Digital Britain Unconference: Example of Social Media in Action
Posted by Guillame Foutry @ June 3rd, 2009 in Media News
Broadband will save us from depression and generate an incredible number of jobs. As weird as it may sound, this is what we have been hearing mostly in the western world over the past year. Several governments have included in their stimulus package a plan to increase the access to broadband internet with the hope that it will have a positive impact on the economy. Britain went maybe a bit further by commissioning a report called Digital Britain. Unfortunately, they went about it the wrong way.
The Digital Britain report put the emphasis on the infrastructure (universal access to broadband of 2MB) and then overlooked or partly dealt with other issues, such as digital education or support towards business initiatives. However, one major mistake was that the report was produced in an un-digital way in the sense that the whole process was a Top-Bottom interaction (the government works on a topic, decides what to do and the stakeholders have to deal with the decision) whereas in a digital age it should have been a more Bottom-Up process (thanks to the technology it would have been feasible to collect the views of all the actors and then produce a true overview of the situation). And this mistake gave birth to the Digital Britain Unconference.

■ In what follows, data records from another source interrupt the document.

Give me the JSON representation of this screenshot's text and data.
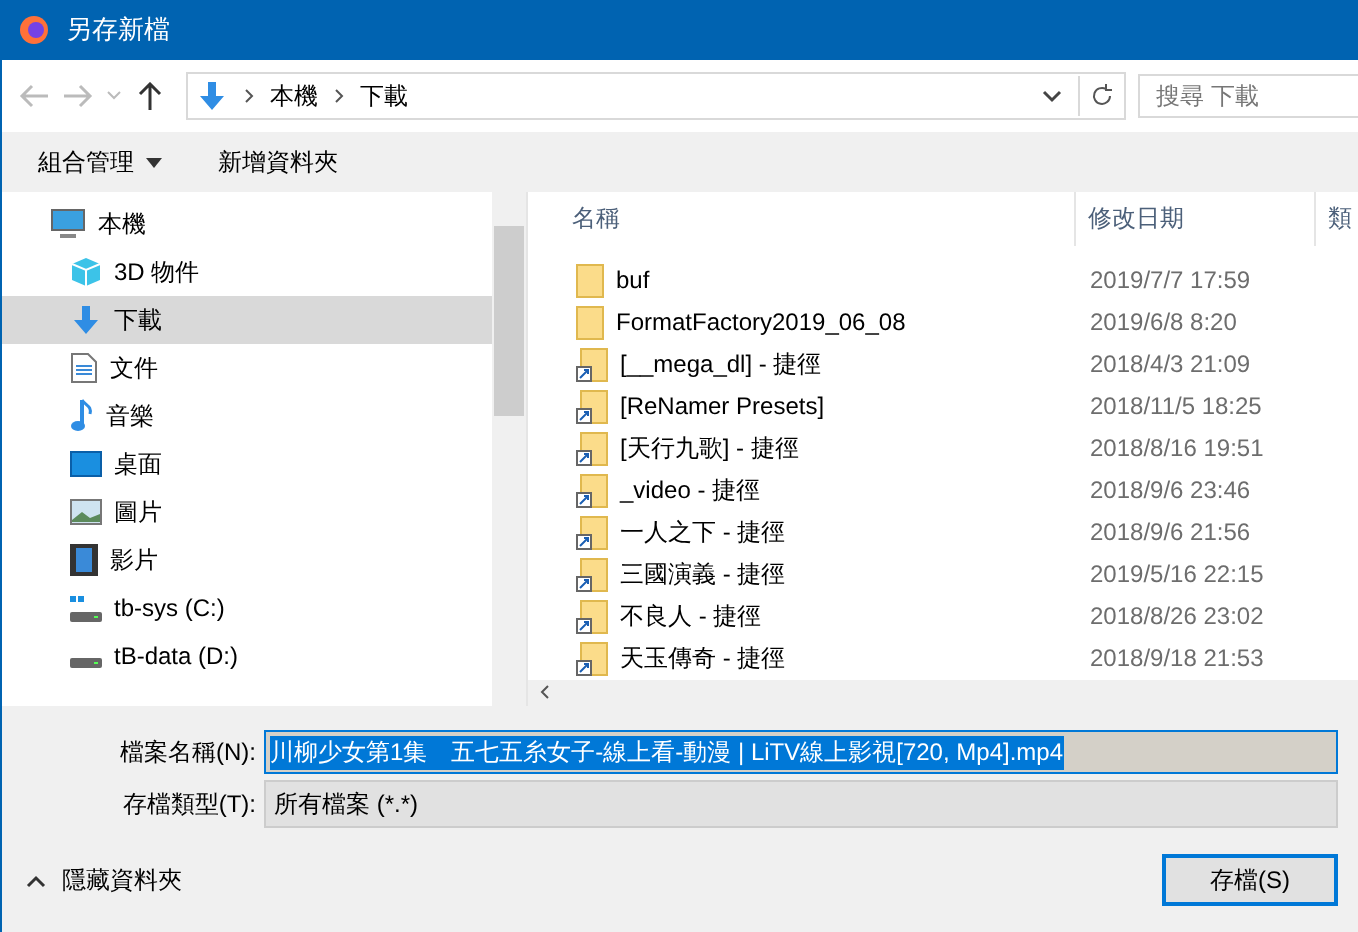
{
  "window": {
    "title": "另存新檔"
  },
  "nav": {
    "breadcrumbs": [
      "本機",
      "下載"
    ],
    "search": {
      "placeholder": "搜尋 下載"
    }
  },
  "toolbar": {
    "organize": "組合管理",
    "new_folder": "新增資料夾"
  },
  "sidebar": {
    "items": [
      {
        "label": "本機",
        "kind": "pc",
        "selected": false,
        "children": [
          {
            "label": "3D 物件",
            "kind": "cube",
            "selected": false
          },
          {
            "label": "下載",
            "kind": "download",
            "selected": true
          },
          {
            "label": "文件",
            "kind": "document",
            "selected": false
          },
          {
            "label": "音樂",
            "kind": "music",
            "selected": false
          },
          {
            "label": "桌面",
            "kind": "desktop",
            "selected": false
          },
          {
            "label": "圖片",
            "kind": "picture",
            "selected": false
          },
          {
            "label": "影片",
            "kind": "video",
            "selected": false
          },
          {
            "label": "tb-sys (C:)",
            "kind": "system-drive",
            "selected": false
          },
          {
            "label": "tB-data (D:)",
            "kind": "drive",
            "selected": false
          }
        ]
      }
    ]
  },
  "table": {
    "columns": [
      "名稱",
      "修改日期",
      "類"
    ],
    "rows": [
      {
        "name": "buf",
        "kind": "folder",
        "date": "2019/7/7 17:59"
      },
      {
        "name": "FormatFactory2019_06_08",
        "kind": "folder",
        "date": "2019/6/8 8:20"
      },
      {
        "name": "[__mega_dl] - 捷徑",
        "kind": "shortcut",
        "date": "2018/4/3 21:09"
      },
      {
        "name": "[ReNamer Presets]",
        "kind": "shortcut",
        "date": "2018/11/5 18:25"
      },
      {
        "name": "[天行九歌] - 捷徑",
        "kind": "shortcut",
        "date": "2018/8/16 19:51"
      },
      {
        "name": "_video - 捷徑",
        "kind": "shortcut",
        "date": "2018/9/6 23:46"
      },
      {
        "name": "一人之下 - 捷徑",
        "kind": "shortcut",
        "date": "2018/9/6 21:56"
      },
      {
        "name": "三國演義 - 捷徑",
        "kind": "shortcut",
        "date": "2019/5/16 22:15"
      },
      {
        "name": "不良人 - 捷徑",
        "kind": "shortcut",
        "date": "2018/8/26 23:02"
      },
      {
        "name": "天玉傳奇 - 捷徑",
        "kind": "shortcut",
        "date": "2018/9/18 21:53"
      }
    ]
  },
  "form": {
    "filename_label": "檔案名稱(N):",
    "filename": "川柳少女第1集　五七五糸女子-線上看-動漫 | LiTV線上影視[720, Mp4].mp4",
    "type_label": "存檔類型(T):",
    "type": "所有檔案 (*.*)"
  },
  "footer": {
    "hide_folders": "隱藏資料夾",
    "save": "存檔(S)"
  }
}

When the interim report was published in January 2009 many people from the digital industry felt that the whole project was going in the wrong direction. They started coordinating their efforts, mainly on Twitter, and organized unconferences all around the UK where everyone would be able to express their views on what the report should contain. I attended the one that took place in London at the Institute of Contemporary Arts on May 6th. I was amazed with the creativity and passion of the audience and felt it was a genuine example of what a digital Britain should be like.
Some of the factors that were mentioned suggested that a digital Britain should be a place where everyone has access to a higher quality broadband (8 MB) all around the country, regardless of whether people live in urban or rural areas. People will have the opportunity to enrich their skills with regards to digital activities and business initiatives will also be encouraged and supported.
But more than a report from this group of professionals, what the government received was a manifesto that clearly showed the direction of politics in a digital age: more transparency, more accountability, but above all, the capacity for a small group of well-organized citizens to throw light on a public issue.
A kind of Digital Britain will emerge from all of this, but probably not the one imagined at Westminster.